Doing business in Nigeria: Knowing the ins and outs before entering the market

As Nigeria continues to grow economically, so do the trade opportunities for South African businesses.

Hennie Heymans, managing director of DHL Express South Africa

Hennie Heymans, managing director of DHL Express South Africa

According to Hennie Heymans, managing director for DHL Express South Africa, despite Nigeria recently taking the number one spot as the largest economy in Africa, it remains an untapped source of growth, and with internet and telecommunications technologies providing global reach, there has never been a better time to explore cross-border trade opportunities.

DHL’s own small and medium enterprise (SME) research on internationalisation, conducted with IHS Global Insight, revealed that SMEs who trade internationally are twice as successful as those who trade only within their own market.

“Nigeria is bursting with opportunities given its diversifying sectors, and has become the market to consider within Africa given its exceptional growth.”

Heymans warns though that it is vital for business owners to research the environment before entering the market. “Entry into the Nigerian market may seem cumbersome, but the market, catering to a population of over 170m, is relatively open to businesses outside of the traditional oil and gas sector given that the larger population has created a demand for fast moving consumer goods, health care products, as well as a need for retail, food, telecommunications and other consumer related necessities.”

Businesses also need to consider possible challenges, says Heymans. “Potential supply chain disruptions are a concern due to traffic gridlocks in most major cities, as well as congestion and possible delays at customs. The power grid is also under constant pressure which results in most companies relying on generators for their power supply.”

Other aspects to bear in mind are the country’s unique and diverse regions, cultures and people. Companies often make the mistake of moving into Africa with a ‘one size fits all’ approach. According to market intelligence agency WARC, West Africans have an outlook closely aligned to the US, therefore understanding the differing cultures and their preference is important when considering expansion. “More importantly, business entering the Nigerian market, or any market for that matter should not only understand the different cultures but respect them,” says Heymans.

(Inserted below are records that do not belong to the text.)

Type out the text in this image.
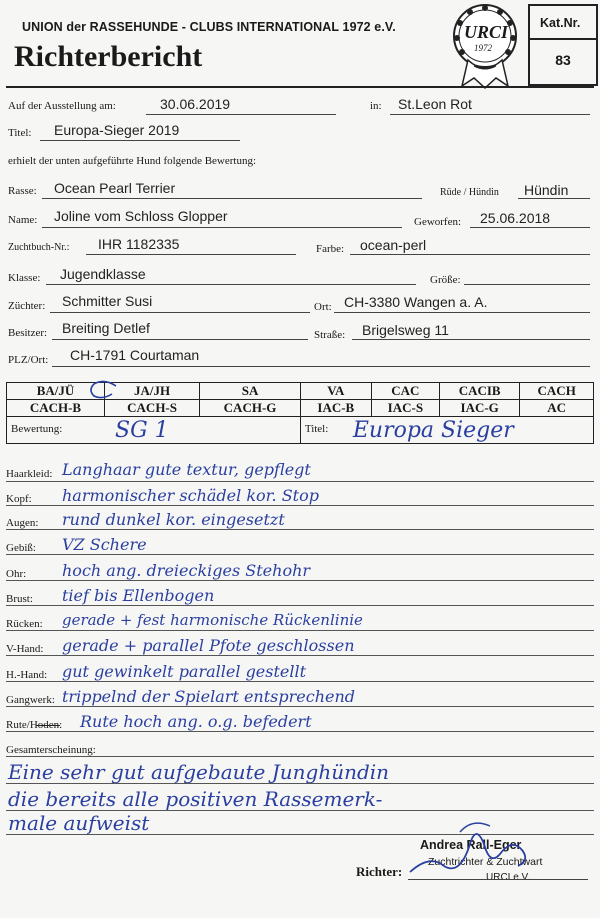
UNION der RASSEHUNDE - CLUBS INTERNATIONAL 1972 e.V.
Richterbericht
URCI
1972
Kat.Nr.
83
Auf der Ausstellung am:	30.06.2019	in: St.Leon Rot
Titel: Europa-Sieger 2019
erhielt der unten aufgeführte Hund folgende Bewertung:
Rasse: Ocean Pearl Terrier	Rüde / Hündin Hündin
Name: Joline vom Schloss Glopper	Geworfen: 25.06.2018
Zuchtbuch-Nr.: IHR 1182335	Farbe: ocean-perl
Klasse: Jugendklasse	Größe:
Züchter: Schmitter Susi	Ort: CH-3380 Wangen a. A.
Besitzer: Breiting Detlef	Straße: Brigelsweg 11
PLZ/Ort: CH-1791 Courtaman
BA/JÜ	JA/JH	SA	VA	CAC	CACIB	CACH
CACH-B	CACH-S	CACH-G	IAC-B	IAC-S	IAC-G	AC

Bewertung: SG 1			Titel: Europa Sieger			
Haarkleid: Langhaar gute textur, gepflegt
Kopf: harmonischer schädel kor. Stop
Augen: rund dunkel kor. eingesetzt
Gebiß: VZ Schere
Ohr: hoch ang. dreieckiges Stehohr
Brust: tief bis Ellenbogen
Rücken: gerade + fest harmonische Rückenlinie
V-Hand: gerade + parallel Pfote geschlossen
H.-Hand: gut gewinkelt parallel gestellt
Gangwerk: trippelnd der Spielart entsprechend
Rute/Hoden: Rute hoch ang. o.g. befedert
Gesamterscheinung:
Eine sehr gut aufgebaute Junghündin
die bereits alle positiven Rassemerk-
male aufweist
Andrea Rall-Eger
Zuchtrichter & Zuchtwart
URCI e.V.
Richter:
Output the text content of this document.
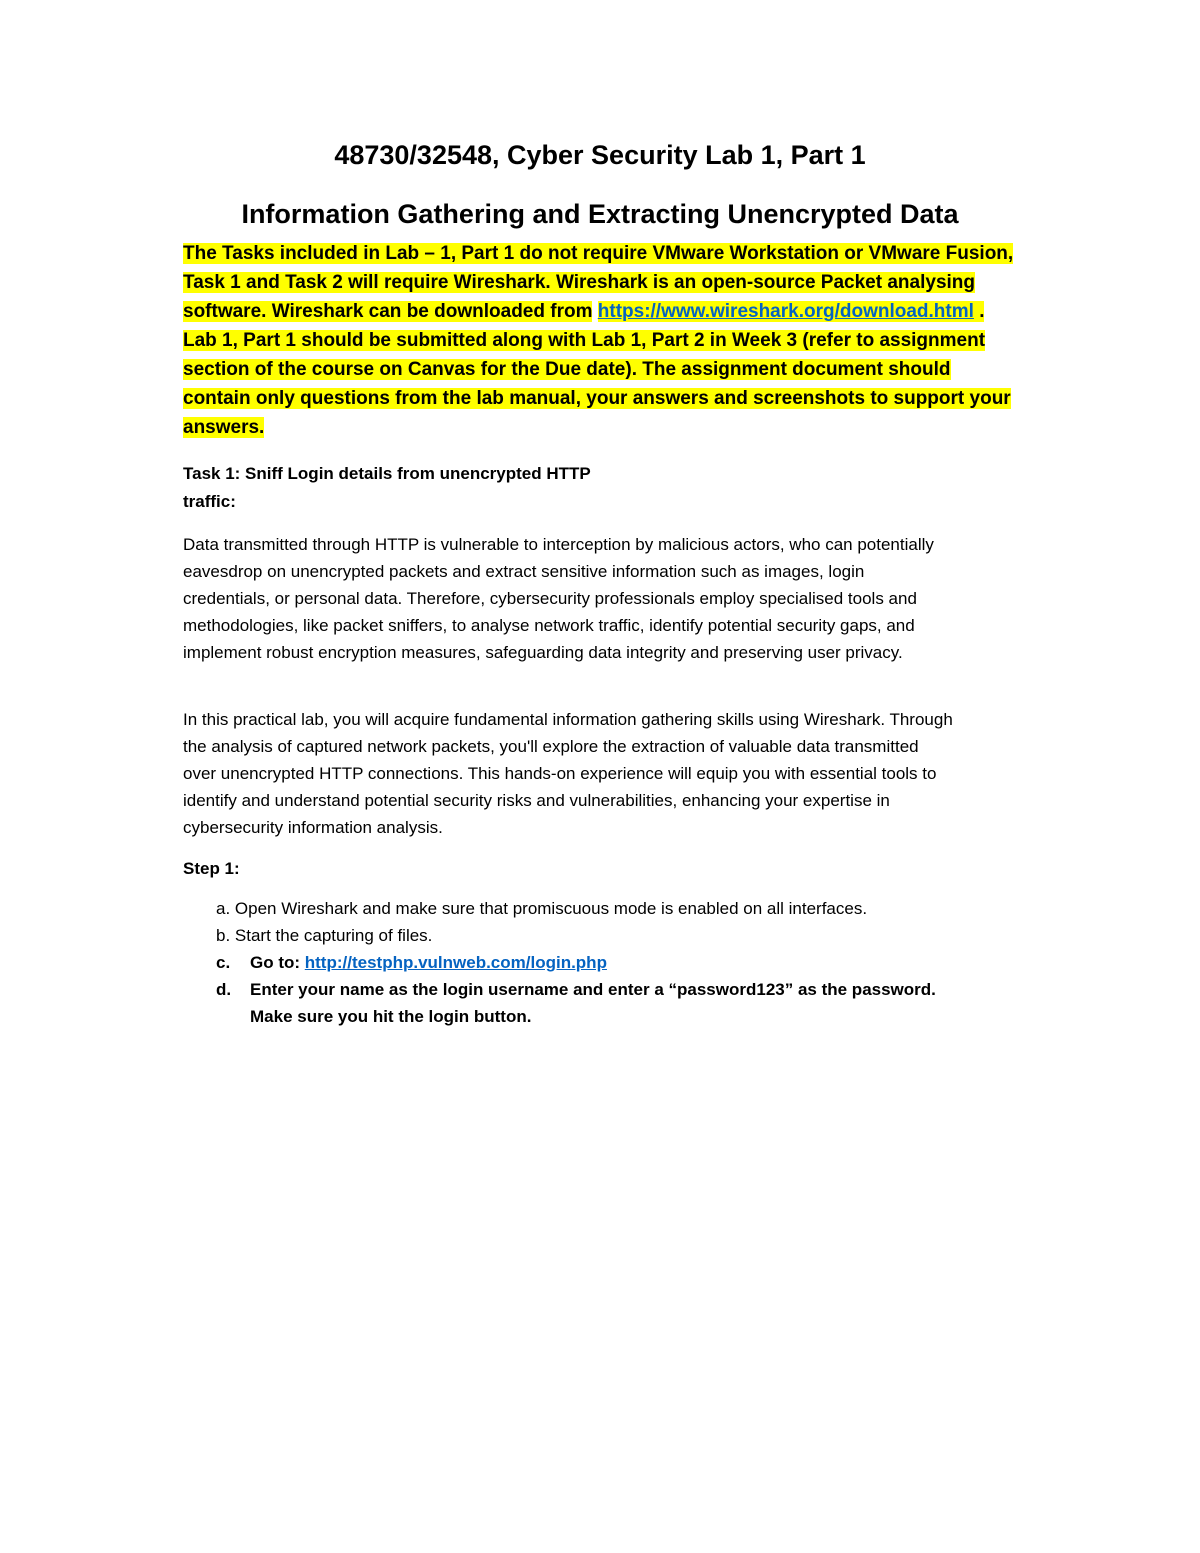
48730/32548, Cyber Security Lab 1, Part 1
Information Gathering and Extracting Unencrypted Data
The Tasks included in Lab – 1, Part 1 do not require VMware Workstation or VMware Fusion, Task 1 and Task 2 will require Wireshark. Wireshark is an open-source Packet analysing software. Wireshark can be downloaded from https://www.wireshark.org/download.html . Lab 1, Part 1 should be submitted along with Lab 1, Part 2 in Week 3 (refer to assignment section of the course on Canvas for the Due date). The assignment document should contain only questions from the lab manual, your answers and screenshots to support your answers.
Task 1: Sniff Login details from unencrypted HTTP
traffic:

Data transmitted through HTTP is vulnerable to interception by malicious actors, who can potentially eavesdrop on unencrypted packets and extract sensitive information such as images, login credentials, or personal data. Therefore, cybersecurity professionals employ specialised tools and methodologies, like packet sniffers, to analyse network traffic, identify potential security gaps, and implement robust encryption measures, safeguarding data integrity and preserving user privacy.

In this practical lab, you will acquire fundamental information gathering skills using Wireshark. Through the analysis of captured network packets, you'll explore the extraction of valuable data transmitted over unencrypted HTTP connections. This hands-on experience will equip you with essential tools to identify and understand potential security risks and vulnerabilities, enhancing your expertise in cybersecurity information analysis.

Step 1:
a. Open Wireshark and make sure that promiscuous mode is enabled on all interfaces.
b. Start the capturing of files.
c. Go to: http://testphp.vulnweb.com/login.php
d. Enter your name as the login username and enter a “password123” as the password. Make sure you hit the login button.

He adds that businesses need to bear in mind that Nigeria, along with many other African countries, is an emerging economy and with this will come unique challenges and require patience, persistence and flexibility when conducting business.

“The emergence of the Nigerian market is relatively new. There is always the question of risk versus reward when investing in any country in Africa, and Nigeria is no different. These risks can be mitigated and managed with proper planning and the assistance of trusted and established partners. Whilst perceived risks may be high, the rewards are equally high since Nigerians are discerning consumers and will readily pay for quality products and services. When expanding into unfamiliar regions, both in Africa and globally, businesses should partner with a trusted supplier who is experienced in the field and one that is able to provide advice and support in the region,” concludes Heymans.